Additionally, the committee staggered on prioritisation of issues on the agenda. Despite resignation calls being among the 21 ‘critical’ resolutions taken to the meeting, PAC chose not to mention it during the meeting.
“You (the President) certainly have a vision for a prosperous new Malawi. We find billboards on this vision. Patriotism can also be defined as responsiveness on the part of government to Malawi’s views. These visions are the wishes of Malawians. Integrity can be defined as walking the talk in living up to the political party manifesto and past promises. Hard work can be the sacrifice and servant leadership that will be needed to get this through,” said PAC chairperson the Reverend Felix Chingota, who sat next to Mutharika during the meeting.
Chingota’s tone was that of confidence in Mutharika’s leadership, contrary to the criticism that the PAC All-Inclusive Meeting. He told Mutharika that most of the issues in the resolutions are in the Democratic Progressive Party (DPP) manifesto, hence, not difficult to implement.
This has left many questioning the relevance of PAC in upholding good governance in the country.

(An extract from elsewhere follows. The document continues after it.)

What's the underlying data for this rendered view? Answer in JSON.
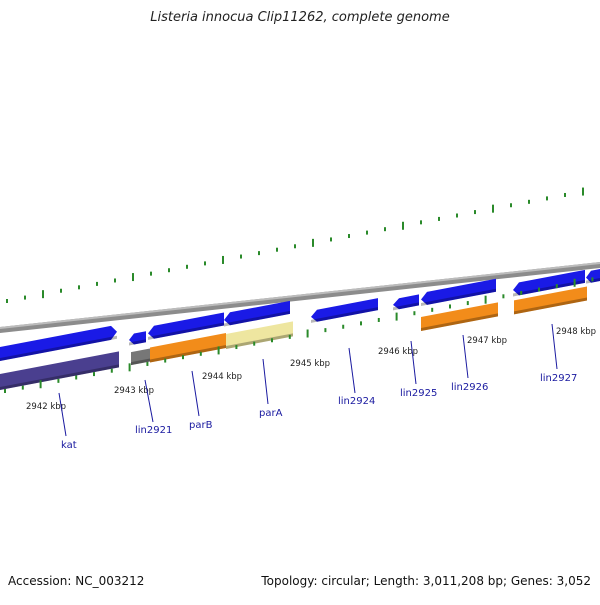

When asked why Malawians watched a different and disorganised PAC before the President, the committee’s spokesperson Father Peter Mulomole sounded surprised.
“I feel differently. We were just shocked that the Head of State seemed not to be aware of some critical issues when in fact his DPP officials have been attending our conferences where all the issues raised in our presentation were generated,” said Mulomole.
The committee was clearly unprepared and Mulomole admitted that they struggled to argue efficiently with the President.
“That scenario had its advantages and disadvantages… There are some things that you don’t want to say for fear of embarrassing the Presidency in public. It worked well for the President since he could say anything and hoped that PAC would not come in immediately to correct him out of respect. Remember, PAC was there to submit the outcomes of the 5th All-inclusive Stake-holders Conference and provide clarifications to questions and not really for a direct confrontation,” said Mulomole.
Commentators too have trashed the body for failing to read the situation from the onset of the meeting and change the game plan for better dialogue, a development they say has cost PAC its reputation and reduced its chances of such meetings in future.
Mustafa Hussein, a political scientist University of Malawi’s Chancellor College, says being the first interaction with Mutharika, the PAC went too far by issuing deadlines and ultimatums and it cost them the day.
“What we expected during the meeting were indications that the President will do what was demanded in the resolutions and not giving him deadlines. The President, too, should have been diplomatic as a leader knowing that the views were coming from the people and PAC,” says Hussein.
However, Ben Kaluwa, a Chancellor College economist, argues it was not wrong for the interfaith democracy watchdog to issue deadlines, but says the issues that need to be resolved are too complex to be attached a time frame.
This is not the first time PAC‘s All-Inclusive Conferences have had little impact, earning itself the tag of an elitist talking shop.
In March, 2012 for instance, PAC’s All-Inclusive Conference, which also took place in Blantyre, gave former president the late Bingu wa Mutharika 60 days to resign or call for a national referendum in 90 days. This was followed by similar conferences in 2013 and 2014.
Lately, the meeting advocated for such issues as federalism, the trimming of presidential powers, calls for electoral reforms, Section 65 and the Recall provision Section 64, but nothing much has come out of such tough talking as argued by critics.
Chancellor College political analyst Ernest Thindwa, in an earlier interview, told PAC that Malawians want action that produces results and not conferences that hardly produce fruits.
PAC executive director Robert Phiri knows his committee’s reputation has suffered, confessing in an earlier interview that there is a valid reason to question their success.
“It is true that there is an impression that most issues have not been concluded in a manner that the public expects,” he said.
Chancellor College political analyst Blessings Chinsinga says if the country is to move forward, watchdogs such as PAC need to draw issues to a meaningful conclusion.
“What I would advise PAC is to rethink its instrumental setup so that what it discusses finds its way into the government. If they achieve this, they will gain more trust from the public than the situation is now,” he says.
While PAC may have been influential in the past, it clearly is time for the body to rethink its strategy if it is to have an impact on national development.